Diabetes Management: Facing Tough Decisions
I was intrigued by an article ("Grave Decisions" written by David J. Craig) in my winter medical school alumni news (Columbia Magazine, Winter 2010-2011, pages 21-25). The article focused on decision- making and that contrary to what one might infer, too many choices may not be in one's best interest. The article discussed the work of Columbia University's Dr.Sheena Iyengar in regard to human decision-making. Her landmark article in The Journal of Consumer Research, Volume 36, October 2009, discussed the cultural differences between the United States and France in regard to decision-making in critical medical situations. In the study, the authors looked at end-of-life decisions with premature infants and how parents arrived at the final choice. Interestingly enough, the authors found crucial differences in terms of decision-making in the two countries. In the United States, physicians have embraced parental decision- making autonomy requiring parents to decide their child's treatment, whereas in France, physicians have adopted a more "paternalistic" approach leaving treatment decisions to the physicians. Iyengar wanted to know how parents coped emotionally afterwards. Did the parents have better adaptation if they personally made the decision or if the physician had the final decision? Did they wish that a physician had given them more or less advice?

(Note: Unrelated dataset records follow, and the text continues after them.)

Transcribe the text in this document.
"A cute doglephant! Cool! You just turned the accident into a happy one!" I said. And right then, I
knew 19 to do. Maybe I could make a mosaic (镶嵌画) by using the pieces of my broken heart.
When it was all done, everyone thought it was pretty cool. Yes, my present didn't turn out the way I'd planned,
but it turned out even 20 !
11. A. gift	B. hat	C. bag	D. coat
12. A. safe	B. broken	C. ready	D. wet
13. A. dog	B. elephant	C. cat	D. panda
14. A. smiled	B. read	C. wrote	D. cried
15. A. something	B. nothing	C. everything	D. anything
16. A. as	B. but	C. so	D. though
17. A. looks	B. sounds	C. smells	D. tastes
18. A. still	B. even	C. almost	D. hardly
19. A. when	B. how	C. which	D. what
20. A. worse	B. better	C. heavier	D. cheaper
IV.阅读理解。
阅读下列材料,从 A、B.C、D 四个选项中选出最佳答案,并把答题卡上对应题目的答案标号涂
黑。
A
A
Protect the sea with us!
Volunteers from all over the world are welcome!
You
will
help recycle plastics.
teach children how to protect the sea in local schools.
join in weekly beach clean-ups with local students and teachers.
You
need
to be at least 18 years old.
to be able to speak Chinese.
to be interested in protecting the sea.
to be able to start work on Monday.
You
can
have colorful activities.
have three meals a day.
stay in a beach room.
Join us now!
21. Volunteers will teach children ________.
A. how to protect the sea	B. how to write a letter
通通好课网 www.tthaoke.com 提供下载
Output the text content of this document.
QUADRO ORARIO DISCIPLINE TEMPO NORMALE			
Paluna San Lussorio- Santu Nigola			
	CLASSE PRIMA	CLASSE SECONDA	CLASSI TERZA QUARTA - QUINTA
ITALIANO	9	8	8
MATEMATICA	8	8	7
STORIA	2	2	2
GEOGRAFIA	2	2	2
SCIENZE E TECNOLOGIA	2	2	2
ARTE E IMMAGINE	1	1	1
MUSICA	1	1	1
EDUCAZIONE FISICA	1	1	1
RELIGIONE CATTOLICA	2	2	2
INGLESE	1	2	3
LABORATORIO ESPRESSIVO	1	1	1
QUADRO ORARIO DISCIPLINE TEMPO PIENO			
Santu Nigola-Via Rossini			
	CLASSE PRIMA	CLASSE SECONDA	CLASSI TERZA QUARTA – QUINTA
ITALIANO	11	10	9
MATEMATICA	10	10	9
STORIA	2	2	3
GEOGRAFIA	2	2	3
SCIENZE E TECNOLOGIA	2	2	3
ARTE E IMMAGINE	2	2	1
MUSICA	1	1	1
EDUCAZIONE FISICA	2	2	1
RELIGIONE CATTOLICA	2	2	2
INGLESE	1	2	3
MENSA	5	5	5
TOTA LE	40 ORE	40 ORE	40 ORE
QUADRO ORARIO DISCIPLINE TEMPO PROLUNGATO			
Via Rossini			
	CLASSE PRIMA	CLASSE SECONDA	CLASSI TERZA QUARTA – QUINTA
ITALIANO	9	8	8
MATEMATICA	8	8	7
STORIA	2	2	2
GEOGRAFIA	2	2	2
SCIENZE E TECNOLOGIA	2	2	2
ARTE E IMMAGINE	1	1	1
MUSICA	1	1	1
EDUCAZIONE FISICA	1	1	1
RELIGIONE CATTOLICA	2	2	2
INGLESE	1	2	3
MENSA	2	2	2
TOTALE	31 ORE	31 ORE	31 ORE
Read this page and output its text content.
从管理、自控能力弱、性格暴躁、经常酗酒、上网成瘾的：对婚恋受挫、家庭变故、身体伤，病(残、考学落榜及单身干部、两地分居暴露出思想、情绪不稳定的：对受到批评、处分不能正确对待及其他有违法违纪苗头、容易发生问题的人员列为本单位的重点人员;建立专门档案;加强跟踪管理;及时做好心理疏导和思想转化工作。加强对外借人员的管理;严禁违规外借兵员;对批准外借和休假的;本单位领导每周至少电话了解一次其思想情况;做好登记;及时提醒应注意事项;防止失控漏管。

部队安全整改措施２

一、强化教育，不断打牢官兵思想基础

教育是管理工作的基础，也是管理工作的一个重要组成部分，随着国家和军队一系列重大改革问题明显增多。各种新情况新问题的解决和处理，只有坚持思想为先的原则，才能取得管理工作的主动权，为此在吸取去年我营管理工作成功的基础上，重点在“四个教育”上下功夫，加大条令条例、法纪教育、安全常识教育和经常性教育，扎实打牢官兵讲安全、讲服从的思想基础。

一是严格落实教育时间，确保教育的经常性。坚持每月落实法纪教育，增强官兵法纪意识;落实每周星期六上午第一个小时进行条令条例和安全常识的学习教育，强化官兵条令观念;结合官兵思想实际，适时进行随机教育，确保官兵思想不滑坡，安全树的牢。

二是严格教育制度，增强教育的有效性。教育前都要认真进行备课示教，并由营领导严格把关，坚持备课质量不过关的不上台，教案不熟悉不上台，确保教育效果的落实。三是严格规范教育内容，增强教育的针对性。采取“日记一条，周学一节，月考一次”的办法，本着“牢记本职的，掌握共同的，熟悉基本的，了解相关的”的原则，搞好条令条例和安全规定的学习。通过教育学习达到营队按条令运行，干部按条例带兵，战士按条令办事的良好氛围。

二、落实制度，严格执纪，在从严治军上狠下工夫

The study demonstrated that 3 months after the death of their infant, American parents struggled with more anxiety, guilt, and depression. The French parents were coping better and believed their child's death was inevitable. According to Iyengar, the conclusion was "that it's comforting to receive guidance from an expert in a stressful situation." How does this information relate to decision-making in diabetes management?
Decision-making is a complex process. Given too many choices, many individuals choose not to make a choice due to the overwhelming possibilities. In one of Iyengar's earlier studies as a graduate student at Stanford University, she noted that when an individual was given an overwhelming amount of jam choices (40), they often left the gourmet store without any jam. If they were given only 6 choices, more often than not, they made a choice and actually purchased the jam. That leaves the simple notion that when given fewer choices, many individuals are more comfortable. In addition, most individuals are more comfortable making choices in which they are more familiar in terms of experience, which may not necessarily be the appropriate response.
When confronted with a new diagnosis of diabetes, it is often overwhelming. There is an enormous amount of information taught at the beginning (one of our patient's lamented that they could only retain 1 percent of the information that was "thrown" at them and that there were TOO many choices). Families (and medical personnel) go directly to the Internet and "google" diabetes with millions of hits!
Which site is best?
Which applies to MY situation?
Which meter should I use?
Is there a best one?
Which treatment plan is best? For type 2 DM, for type 1 DM?
Do I start a low-carb diet?
Do I carbohydrate count?
Do I demand an insulin pump (because that must be the best)?
I could write 100 more questions that plague parents/children and adults. In essence, too many choices may be paralyzing!
What were the final comments of Dr. Iyengar in her Journal of Consumer Research Study? Both the autonomy and paternalistic approaches appeared to be extreme and that a more nuanced approach was suggested in decision-making. Once again, this is directly applicable to diabetes management. As I have reiterated in many blogs, diabetes management is a team approach. By reverting to the autonomy approach in which families are personally responsible for making choices with little input from their diabetes team, it is my belief that there are significant "missed opportunities." Families often walk into their appointments with reams of Internet papers and articles strongly suggesting a certain form of treatment. On the other hand, the paternalistic approach in which the physician and team reverts to the "father knows best" mantra also is inappropriate. The key for the diabetes team is to sift through the many treatment decisions and offer a limited sampling of the best options. In this manner a "dance of sorts' can occur in which the family/person with diabetes or the diabetes team may take the lead at different times during the course of their therapeutic relationship.